Of course, this was a very simplified approach. In our EmpathyX project, we use a more complex version of this. For example, we clean all the stored requests that are expired and not requested again. Or we extract the localStorage dependency to its own service. In this simple example, the transformation of the response involved just parsing the JSON, but it can be much more complex; in EmpathyX, we transform the API response to our internal Data Model, so we store it after this transformation, which requires more workload to save. Furthermore, we have a way to invalidate the whole cache in case we deploy changes that make the previous cache incompatible.

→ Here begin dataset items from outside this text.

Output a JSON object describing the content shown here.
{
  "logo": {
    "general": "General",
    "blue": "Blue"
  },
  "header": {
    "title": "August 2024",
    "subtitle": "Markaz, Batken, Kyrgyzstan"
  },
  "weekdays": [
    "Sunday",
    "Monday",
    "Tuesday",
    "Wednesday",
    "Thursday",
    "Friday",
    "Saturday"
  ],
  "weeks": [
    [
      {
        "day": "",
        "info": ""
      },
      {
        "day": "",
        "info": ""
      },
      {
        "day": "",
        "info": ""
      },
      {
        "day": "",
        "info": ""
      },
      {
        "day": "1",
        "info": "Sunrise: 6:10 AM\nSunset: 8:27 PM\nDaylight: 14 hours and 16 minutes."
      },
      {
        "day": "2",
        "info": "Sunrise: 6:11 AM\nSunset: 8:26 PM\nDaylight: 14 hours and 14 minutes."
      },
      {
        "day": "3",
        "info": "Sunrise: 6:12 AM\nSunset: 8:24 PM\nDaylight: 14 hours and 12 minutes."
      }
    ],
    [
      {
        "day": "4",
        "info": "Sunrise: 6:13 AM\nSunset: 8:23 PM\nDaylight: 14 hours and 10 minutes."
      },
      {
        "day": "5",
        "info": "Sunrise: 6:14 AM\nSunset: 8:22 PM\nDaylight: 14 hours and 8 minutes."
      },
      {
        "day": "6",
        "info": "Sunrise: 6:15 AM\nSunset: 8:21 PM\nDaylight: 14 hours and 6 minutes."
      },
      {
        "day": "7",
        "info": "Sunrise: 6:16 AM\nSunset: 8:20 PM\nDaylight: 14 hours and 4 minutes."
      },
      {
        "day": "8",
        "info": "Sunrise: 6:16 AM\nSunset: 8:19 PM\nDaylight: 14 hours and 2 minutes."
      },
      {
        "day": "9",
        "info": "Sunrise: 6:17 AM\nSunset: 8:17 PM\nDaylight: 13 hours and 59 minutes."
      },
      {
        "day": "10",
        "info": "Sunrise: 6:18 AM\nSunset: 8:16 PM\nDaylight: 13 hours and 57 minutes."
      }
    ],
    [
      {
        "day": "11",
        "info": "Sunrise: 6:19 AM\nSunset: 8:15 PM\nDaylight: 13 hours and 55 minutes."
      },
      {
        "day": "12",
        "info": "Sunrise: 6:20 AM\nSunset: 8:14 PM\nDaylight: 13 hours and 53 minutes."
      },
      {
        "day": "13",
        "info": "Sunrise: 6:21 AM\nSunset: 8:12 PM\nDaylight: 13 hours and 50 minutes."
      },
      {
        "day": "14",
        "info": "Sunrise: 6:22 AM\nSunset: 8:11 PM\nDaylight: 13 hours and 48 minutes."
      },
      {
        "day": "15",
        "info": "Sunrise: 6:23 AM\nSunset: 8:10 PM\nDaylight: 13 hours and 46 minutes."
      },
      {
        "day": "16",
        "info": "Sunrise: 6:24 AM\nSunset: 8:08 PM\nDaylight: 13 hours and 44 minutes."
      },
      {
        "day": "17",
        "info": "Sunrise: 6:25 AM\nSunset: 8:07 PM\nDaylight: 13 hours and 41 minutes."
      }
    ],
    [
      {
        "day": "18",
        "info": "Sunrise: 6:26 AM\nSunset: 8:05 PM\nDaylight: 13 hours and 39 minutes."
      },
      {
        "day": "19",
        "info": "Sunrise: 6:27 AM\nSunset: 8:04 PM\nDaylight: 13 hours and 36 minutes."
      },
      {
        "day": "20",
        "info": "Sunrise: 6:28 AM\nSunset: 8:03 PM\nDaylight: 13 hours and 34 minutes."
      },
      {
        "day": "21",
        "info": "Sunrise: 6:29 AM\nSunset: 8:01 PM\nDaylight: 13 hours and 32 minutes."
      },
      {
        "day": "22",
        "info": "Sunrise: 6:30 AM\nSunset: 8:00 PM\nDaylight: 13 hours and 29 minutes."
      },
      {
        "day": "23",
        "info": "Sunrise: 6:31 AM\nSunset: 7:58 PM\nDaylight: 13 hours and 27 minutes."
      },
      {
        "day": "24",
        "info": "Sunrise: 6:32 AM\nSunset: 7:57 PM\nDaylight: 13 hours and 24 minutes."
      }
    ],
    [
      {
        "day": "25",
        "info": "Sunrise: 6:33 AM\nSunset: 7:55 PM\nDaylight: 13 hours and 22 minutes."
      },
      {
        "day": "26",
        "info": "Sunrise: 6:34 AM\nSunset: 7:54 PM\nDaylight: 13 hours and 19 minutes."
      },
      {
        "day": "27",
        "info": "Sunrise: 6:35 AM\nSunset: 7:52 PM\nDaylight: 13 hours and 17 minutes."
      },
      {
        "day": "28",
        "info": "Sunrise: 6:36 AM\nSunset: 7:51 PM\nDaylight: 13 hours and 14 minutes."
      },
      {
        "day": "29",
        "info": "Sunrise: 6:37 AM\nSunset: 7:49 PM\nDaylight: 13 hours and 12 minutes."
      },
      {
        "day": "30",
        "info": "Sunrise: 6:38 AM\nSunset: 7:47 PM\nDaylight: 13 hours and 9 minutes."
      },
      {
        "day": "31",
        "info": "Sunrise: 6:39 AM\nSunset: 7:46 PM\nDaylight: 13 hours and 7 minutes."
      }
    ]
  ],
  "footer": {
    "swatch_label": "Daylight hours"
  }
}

But the basic idea is the same: Use the localStorage as a cache, in a direct and simple way.

ON THE HORIZON: NEW WAYS TO PAGINATE

We are considering adding more features such as dealing with pagination. In the case of pagination, a new set of results is loaded every time the user scrolls down. For instance, when a user requests a query, the first 24 results are requested and retrieved. Then the user scrolls down and the next 24 results are requested. Now we have two different requests cached, but when the user clicks on a result, visits the result and finally returns to the search results, instead of two requests, only one is done for the first 48 results. This is a new request, distinct from the previous two. This involves managing parameters to know when multiple requests may be joined to match another request. But that rethinking of pagination is for another occasion.